Different questions and concerns about the discovery were raised such as how the Homo luzonensis got to the island which for researchers required a substantial sea crossing in order to get in the mainland.
Before, the discovery of Homo erectus which dispersed from Africa between 1.5 million to two million years ago was believed to stayed put in Africa. However, eight new discoveries changed the whole picture and showed that the new found human specie does not descend from it like the Homo Fluresiensis found in Indonesia in 2004, according to National Geographic.
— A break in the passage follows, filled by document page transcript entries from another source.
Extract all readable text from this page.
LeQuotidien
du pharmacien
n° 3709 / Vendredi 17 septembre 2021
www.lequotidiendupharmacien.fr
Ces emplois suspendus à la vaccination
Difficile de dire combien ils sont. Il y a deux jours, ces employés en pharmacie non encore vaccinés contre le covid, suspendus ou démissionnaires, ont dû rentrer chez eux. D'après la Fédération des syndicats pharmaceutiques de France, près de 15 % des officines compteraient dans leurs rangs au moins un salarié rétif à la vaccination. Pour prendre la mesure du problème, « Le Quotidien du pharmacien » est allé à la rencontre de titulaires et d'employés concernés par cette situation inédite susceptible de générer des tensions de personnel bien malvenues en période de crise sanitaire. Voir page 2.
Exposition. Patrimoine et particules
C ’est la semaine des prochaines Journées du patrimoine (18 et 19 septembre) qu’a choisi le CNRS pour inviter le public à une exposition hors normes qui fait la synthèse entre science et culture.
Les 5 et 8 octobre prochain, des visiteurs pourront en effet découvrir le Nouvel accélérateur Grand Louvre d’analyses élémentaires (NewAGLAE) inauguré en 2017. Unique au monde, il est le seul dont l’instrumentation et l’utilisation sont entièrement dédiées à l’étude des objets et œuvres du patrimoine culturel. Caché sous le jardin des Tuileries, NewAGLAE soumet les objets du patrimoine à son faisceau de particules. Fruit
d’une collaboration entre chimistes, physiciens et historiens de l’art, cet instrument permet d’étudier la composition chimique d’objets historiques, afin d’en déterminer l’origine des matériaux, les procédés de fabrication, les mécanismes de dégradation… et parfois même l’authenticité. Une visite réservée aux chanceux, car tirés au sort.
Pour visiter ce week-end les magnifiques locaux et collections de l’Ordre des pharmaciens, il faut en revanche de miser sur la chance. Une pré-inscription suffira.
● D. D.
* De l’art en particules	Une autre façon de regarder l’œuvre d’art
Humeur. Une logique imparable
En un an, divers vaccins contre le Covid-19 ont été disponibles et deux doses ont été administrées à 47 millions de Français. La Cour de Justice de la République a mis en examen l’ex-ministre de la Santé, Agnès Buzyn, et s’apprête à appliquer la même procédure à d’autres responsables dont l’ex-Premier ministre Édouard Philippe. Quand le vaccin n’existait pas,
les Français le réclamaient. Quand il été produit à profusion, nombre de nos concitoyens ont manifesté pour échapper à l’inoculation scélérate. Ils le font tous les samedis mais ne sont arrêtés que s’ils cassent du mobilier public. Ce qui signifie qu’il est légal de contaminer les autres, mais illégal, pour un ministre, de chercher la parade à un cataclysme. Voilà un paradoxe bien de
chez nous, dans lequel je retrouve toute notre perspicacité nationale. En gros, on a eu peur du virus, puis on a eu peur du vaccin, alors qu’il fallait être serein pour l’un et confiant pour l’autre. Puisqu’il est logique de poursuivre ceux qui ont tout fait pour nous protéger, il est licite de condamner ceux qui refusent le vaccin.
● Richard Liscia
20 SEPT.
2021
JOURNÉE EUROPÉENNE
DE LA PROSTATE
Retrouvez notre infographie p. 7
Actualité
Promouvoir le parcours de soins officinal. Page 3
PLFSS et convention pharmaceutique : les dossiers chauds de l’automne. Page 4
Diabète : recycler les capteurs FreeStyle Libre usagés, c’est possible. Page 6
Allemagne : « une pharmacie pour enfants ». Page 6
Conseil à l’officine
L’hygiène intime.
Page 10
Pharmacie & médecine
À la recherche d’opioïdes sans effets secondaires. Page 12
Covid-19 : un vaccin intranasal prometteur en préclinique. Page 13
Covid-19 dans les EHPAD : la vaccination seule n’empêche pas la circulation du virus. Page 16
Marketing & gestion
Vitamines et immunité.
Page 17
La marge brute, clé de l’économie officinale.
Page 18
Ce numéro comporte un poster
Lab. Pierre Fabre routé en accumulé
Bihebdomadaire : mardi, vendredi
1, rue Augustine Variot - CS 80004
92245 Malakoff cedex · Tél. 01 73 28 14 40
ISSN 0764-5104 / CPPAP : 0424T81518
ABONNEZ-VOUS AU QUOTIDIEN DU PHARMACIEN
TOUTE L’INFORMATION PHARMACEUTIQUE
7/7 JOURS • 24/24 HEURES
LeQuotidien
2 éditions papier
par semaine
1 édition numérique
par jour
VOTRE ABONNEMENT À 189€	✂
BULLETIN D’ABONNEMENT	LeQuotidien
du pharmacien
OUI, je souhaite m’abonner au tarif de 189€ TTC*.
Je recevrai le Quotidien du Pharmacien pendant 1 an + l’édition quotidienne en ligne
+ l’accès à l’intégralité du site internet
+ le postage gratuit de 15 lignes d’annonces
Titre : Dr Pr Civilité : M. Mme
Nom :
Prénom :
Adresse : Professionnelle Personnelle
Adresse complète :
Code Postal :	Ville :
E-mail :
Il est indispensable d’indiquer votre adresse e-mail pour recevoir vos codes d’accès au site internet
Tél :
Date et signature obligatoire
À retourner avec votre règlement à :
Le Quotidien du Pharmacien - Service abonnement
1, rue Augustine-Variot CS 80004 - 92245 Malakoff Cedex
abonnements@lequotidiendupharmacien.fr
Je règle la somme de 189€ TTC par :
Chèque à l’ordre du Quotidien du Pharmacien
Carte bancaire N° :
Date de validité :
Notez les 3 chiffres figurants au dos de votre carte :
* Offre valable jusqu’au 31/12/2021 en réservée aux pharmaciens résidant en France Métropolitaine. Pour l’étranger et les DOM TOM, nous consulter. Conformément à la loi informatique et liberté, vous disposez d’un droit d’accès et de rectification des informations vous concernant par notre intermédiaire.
For Tocheri, the discovery of Homo luzonensis provides more evidence that hints H.erectus is not the only the globe-trotting early hominin. Both the island-dwelling human species share almost the same characteristics with old human species in Africa, such as its foot bone that resembles those species existed in Africa around two to three million years ago.
They also found out that the Homo luzonensis might be climbing trees given that they had curved finger and toe bones. Nonetheless, for Detroit, it walked upright which proves it did not live on trees. Moreover, the remains also suggest that it is less than four feet tall.
The peculiar features of both the Homo luzonensis and that of the fluorosiensis from Indonesia are considered to be due to its environment. Further tests are needed to be conducted to confirm this theory and as of now efforts to extract DNA from it has been unsuccessful.
"One thing can be said for certain. Our picture of homonins evolution in Asia just got messier, more complicated and a whole lot more interesting," stated Tocheri.